Following the incident on the evening of Friday December 23, an AstraZeneca spokesperson told the Cambridge Independent: “There was a small fire that was contained and the damage is currently being assessed. There were no reported injuries.”
The fire service was called to the incident at 7.25pm and the Combined Fire Control mobilised crews from Cambridgeshire, Suffolk, Hertfordshire and Essex.
The 16 crews involved came from Cambridge, Littleport, St Neots, March, Manea, Huntingdon, Saffron Walden, Royston, Baldock, Haverhill, Wickhambrook and Newmarket.
A fire service spokesperson said: “Firefighters checked for hotspots and further spread, before the incident began scaling down at around 12.40am.

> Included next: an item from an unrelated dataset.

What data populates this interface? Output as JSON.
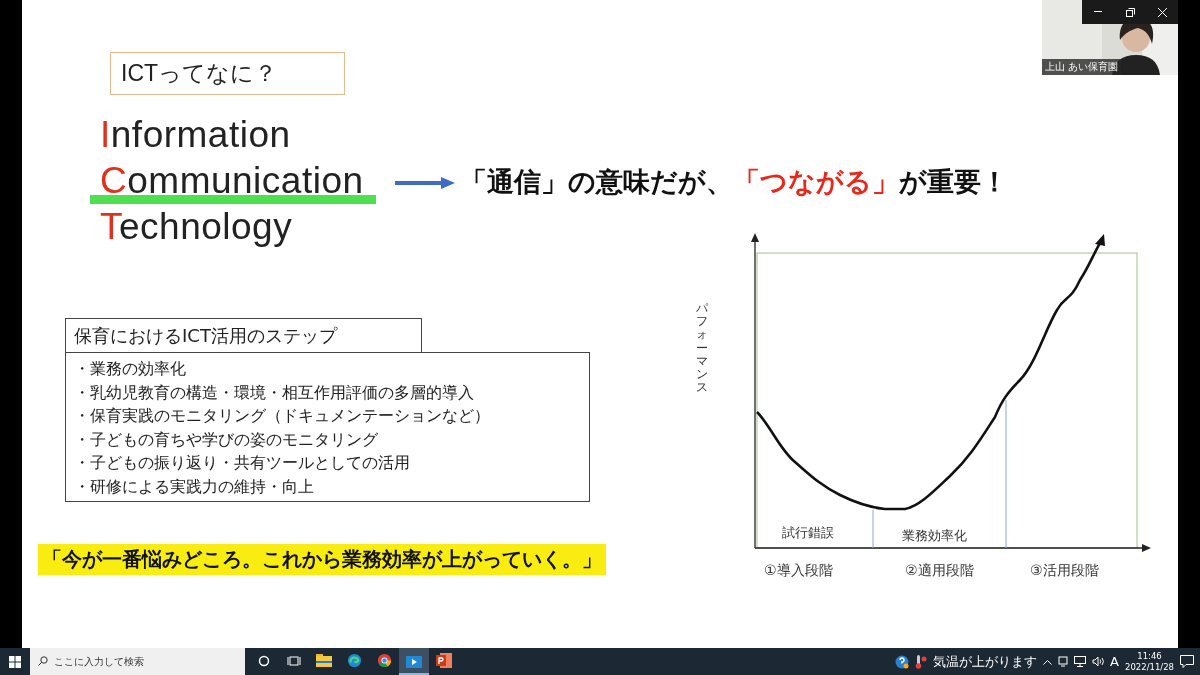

Firefighters reinspected the building at 7am.”
They reinspected the building later on Christmas Eve, and a fire investigation confirmed the cause was accidental.
The Discovery Centre was officially opened by the then Prince Charles on November 23, 2021.
It can accommodate 2,200 research scientists and features the most advanced robotics, high-throughput screening and AI-driven technology available for drug discovery.
The building has 19,000 square metres of lab space contained in a disc-like structure that is considered a triumph of environmental engineering, with 174 boreholes providing natural geothermal energy, four ‘hybrid cooling towers’ and a ground source heat pump that will save enough energy to power 2,500 homes, in line with the biopharmaceutical company’s zero carbon programme.
Low-energy ventilation and high levels of insulation aid the building’s efficiency, while its saw-tooth roof design is intended to reduce energy use by flooding the interior with daylight.